I began a very  LONG  and interesting canning experiment ...
not only an experiment in patience [wasn't sure I could wait this long for the reveal!]
but in the science - and art - of preserving.

What would grandma say?
Go peek at what these jars looked like when I first put them on the pantry shelf
February 4, 2014 ...
over here

This is what they looked like right before I opened them two days ago.
The liquid had long since turned almost black.  They each contained iron bits 
so that made sense, but I wondered if I'd made a mistake & added too much.
Also, two of the jars had slightly rounded lid tops ...
were the contents rotting, or worse - putrefying into some gads-awful mess?

I need not have worried. And I should certainly know by now
that India speaks true words when she repeats, "Trust the process."

I flung them on the rosebushes in the hedgerow to dry.
There's often great changes between wet and dry so the short wait
to see that happen was almost worse than the entire previous year's wait.

Here they are dried and pressed.

Front & back views of 60/40 cotton/silk blouse remnant,
bundled with rose leaves & metal bolts
with 1/4 c. aged copper/vinegar modifier added to the jar.
[above on far right]

What amazes me: true spring green leaf prints, the smokey black-on-black tones
from the string marks, and that the liquid from the jar smelled faintly of rose petals.

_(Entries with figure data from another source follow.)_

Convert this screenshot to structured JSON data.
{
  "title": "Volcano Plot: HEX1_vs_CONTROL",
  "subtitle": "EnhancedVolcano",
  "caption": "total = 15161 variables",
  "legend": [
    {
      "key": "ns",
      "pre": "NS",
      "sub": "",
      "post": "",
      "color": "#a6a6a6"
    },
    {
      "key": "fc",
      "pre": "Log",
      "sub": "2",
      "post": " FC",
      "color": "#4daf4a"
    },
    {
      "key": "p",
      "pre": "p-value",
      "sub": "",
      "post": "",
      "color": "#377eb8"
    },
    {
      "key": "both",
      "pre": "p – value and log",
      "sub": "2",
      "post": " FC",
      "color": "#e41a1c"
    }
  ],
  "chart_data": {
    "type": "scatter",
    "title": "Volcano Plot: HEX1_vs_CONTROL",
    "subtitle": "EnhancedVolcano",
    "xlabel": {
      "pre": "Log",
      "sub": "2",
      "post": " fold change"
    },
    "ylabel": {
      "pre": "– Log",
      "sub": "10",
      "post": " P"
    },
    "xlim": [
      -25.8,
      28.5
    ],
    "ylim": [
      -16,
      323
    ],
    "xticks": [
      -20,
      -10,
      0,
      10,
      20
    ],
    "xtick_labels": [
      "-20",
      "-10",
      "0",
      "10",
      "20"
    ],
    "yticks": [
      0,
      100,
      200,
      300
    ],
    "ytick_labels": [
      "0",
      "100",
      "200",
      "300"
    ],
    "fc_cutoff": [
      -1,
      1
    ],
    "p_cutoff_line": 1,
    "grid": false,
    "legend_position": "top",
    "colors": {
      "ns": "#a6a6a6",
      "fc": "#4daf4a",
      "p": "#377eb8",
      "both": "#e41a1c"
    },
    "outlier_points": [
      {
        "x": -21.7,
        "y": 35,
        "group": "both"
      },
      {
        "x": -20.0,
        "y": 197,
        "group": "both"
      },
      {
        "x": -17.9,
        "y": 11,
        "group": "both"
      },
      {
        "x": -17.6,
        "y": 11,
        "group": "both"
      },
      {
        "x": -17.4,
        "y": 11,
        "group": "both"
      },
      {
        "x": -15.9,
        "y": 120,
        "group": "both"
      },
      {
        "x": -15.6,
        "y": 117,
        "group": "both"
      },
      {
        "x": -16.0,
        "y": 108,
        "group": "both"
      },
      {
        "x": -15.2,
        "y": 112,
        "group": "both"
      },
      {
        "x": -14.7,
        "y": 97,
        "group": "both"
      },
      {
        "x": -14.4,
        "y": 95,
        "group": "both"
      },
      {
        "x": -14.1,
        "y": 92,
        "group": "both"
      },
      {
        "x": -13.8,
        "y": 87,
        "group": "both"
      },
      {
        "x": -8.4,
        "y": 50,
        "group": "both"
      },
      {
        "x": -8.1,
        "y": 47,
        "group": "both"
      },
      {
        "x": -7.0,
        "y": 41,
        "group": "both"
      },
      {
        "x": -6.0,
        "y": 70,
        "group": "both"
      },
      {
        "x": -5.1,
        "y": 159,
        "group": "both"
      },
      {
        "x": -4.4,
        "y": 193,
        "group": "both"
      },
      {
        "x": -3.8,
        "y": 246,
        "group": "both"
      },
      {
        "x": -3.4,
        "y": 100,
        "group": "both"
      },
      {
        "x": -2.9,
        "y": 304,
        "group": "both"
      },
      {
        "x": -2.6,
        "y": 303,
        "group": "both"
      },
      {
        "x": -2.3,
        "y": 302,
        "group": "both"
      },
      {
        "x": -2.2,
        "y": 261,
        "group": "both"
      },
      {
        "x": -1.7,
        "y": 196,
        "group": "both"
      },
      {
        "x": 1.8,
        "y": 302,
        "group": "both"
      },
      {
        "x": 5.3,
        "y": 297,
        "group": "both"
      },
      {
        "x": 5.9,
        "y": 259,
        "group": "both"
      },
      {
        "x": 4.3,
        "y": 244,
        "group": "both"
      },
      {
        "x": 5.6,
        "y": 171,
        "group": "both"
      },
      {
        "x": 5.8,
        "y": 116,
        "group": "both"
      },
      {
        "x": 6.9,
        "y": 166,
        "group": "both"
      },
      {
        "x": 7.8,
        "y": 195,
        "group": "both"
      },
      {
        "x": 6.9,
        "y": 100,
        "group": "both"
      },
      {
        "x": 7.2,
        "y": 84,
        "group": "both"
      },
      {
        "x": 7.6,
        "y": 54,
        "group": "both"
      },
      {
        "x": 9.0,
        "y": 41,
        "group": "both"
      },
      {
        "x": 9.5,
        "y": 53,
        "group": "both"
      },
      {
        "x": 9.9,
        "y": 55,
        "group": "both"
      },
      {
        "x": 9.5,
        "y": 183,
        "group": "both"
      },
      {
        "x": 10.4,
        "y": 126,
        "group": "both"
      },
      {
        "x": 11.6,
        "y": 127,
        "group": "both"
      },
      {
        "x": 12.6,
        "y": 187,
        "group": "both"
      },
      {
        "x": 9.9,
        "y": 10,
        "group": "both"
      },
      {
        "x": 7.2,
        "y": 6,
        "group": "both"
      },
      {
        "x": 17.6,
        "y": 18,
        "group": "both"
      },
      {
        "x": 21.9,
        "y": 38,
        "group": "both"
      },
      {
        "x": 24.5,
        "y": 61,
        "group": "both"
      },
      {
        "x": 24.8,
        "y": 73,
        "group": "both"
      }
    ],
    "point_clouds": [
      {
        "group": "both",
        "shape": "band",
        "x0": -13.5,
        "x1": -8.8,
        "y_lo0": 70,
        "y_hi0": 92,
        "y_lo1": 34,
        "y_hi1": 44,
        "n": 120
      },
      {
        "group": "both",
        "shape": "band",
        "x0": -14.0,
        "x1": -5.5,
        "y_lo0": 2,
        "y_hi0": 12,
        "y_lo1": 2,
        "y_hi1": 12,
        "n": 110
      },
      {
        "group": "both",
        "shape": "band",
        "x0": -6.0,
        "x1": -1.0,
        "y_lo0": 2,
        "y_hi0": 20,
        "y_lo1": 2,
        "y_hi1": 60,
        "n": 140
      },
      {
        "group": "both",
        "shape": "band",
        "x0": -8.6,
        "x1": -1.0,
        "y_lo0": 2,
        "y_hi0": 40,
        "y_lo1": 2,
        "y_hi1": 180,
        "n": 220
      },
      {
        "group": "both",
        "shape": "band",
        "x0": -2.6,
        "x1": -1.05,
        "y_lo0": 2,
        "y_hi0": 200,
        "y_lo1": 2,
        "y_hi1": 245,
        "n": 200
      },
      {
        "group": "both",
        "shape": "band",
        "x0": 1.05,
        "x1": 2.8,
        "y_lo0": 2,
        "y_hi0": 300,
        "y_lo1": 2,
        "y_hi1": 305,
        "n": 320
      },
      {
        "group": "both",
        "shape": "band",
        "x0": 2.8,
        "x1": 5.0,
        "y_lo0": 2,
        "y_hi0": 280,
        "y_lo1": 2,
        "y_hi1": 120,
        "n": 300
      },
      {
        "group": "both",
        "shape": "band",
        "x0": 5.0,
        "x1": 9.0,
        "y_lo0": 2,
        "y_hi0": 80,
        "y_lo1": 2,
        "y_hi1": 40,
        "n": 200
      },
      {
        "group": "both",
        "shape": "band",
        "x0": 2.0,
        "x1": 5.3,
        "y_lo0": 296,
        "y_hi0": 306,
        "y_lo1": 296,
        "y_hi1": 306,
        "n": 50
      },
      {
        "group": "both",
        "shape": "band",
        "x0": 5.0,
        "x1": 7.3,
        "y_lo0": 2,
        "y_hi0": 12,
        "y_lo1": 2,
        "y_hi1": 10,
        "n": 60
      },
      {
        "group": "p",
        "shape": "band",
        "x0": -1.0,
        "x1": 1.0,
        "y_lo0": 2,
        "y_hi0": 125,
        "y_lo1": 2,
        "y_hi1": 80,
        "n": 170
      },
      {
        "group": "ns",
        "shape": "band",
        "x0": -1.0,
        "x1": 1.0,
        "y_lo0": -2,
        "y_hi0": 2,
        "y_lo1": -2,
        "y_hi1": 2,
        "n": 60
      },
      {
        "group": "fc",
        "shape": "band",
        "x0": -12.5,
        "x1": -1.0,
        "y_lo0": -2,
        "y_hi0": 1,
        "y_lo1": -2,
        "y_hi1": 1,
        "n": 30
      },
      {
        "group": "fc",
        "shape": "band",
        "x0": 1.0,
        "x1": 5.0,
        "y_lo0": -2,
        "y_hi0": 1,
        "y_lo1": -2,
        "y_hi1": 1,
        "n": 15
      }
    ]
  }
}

Scraps of two cotton shirts each bundled with dry purple Norway maple leaves
and metal bits - nails & screws - with additional leaves packed around the edge of the glass.
The jar was then filled with leftover - very stinky - lobster mushroom dye bath.
[jar above in middle]

What amazes me: although the jar lid was "puffed up" there was nothing growing inside ...
no bacteria, algae etc. and the smell of lobsters had almost completely disappeared,
replaced by an earthy scent; the cuff, which took color like a sponge.

I've left my favorite jar for last ... although in my earlier post I forgot about
this linen hankie entirely because I stuffed it down the side of the jar
at the last minute as there was plenty of room left
next to the ripped up linen shirt jacket.
[jar above on left]

As for my favorite - the jacket piece - iron bolts
went into the jar bottom, then the cloth was bundled
with purple-black violas, madrone bark & 4 rusty landscape pegs.
Taking a precious cue from the book, I sprinkled a teaspoon of fireplace ash
into the mix.

What amazes me: navy blues from the violas, strong distinct graphics, heavy
saturation of color.  This is a very dense linen that was not pre-mordanted and I venture
to say with a great deal of certainty that I would not have been able to
achieve this result with a one hour boil-up and a bundle opening 3 days later ...

Alchemy in the pantry.  I am smitten.

: : :

There's a wealth of jars awaiting their openings over in India's virtual pantry ...
see everyone's experiments there
Click on 'The pantry' to view the collection.

So, WHO is next?
I'm so excited for the reveals!

Have been kicking myself that I didn't experiment with whole items of clothing
for although the wait was definitely worth it, the 'time price' we pay is quite hefty
and may as well yield more of a product than a torn sleeve & a color swatch, wouldn't you say.

Ah well.  Live & learn.  All valuable, all good.

But ... I'm off soon to find some large pickle jars!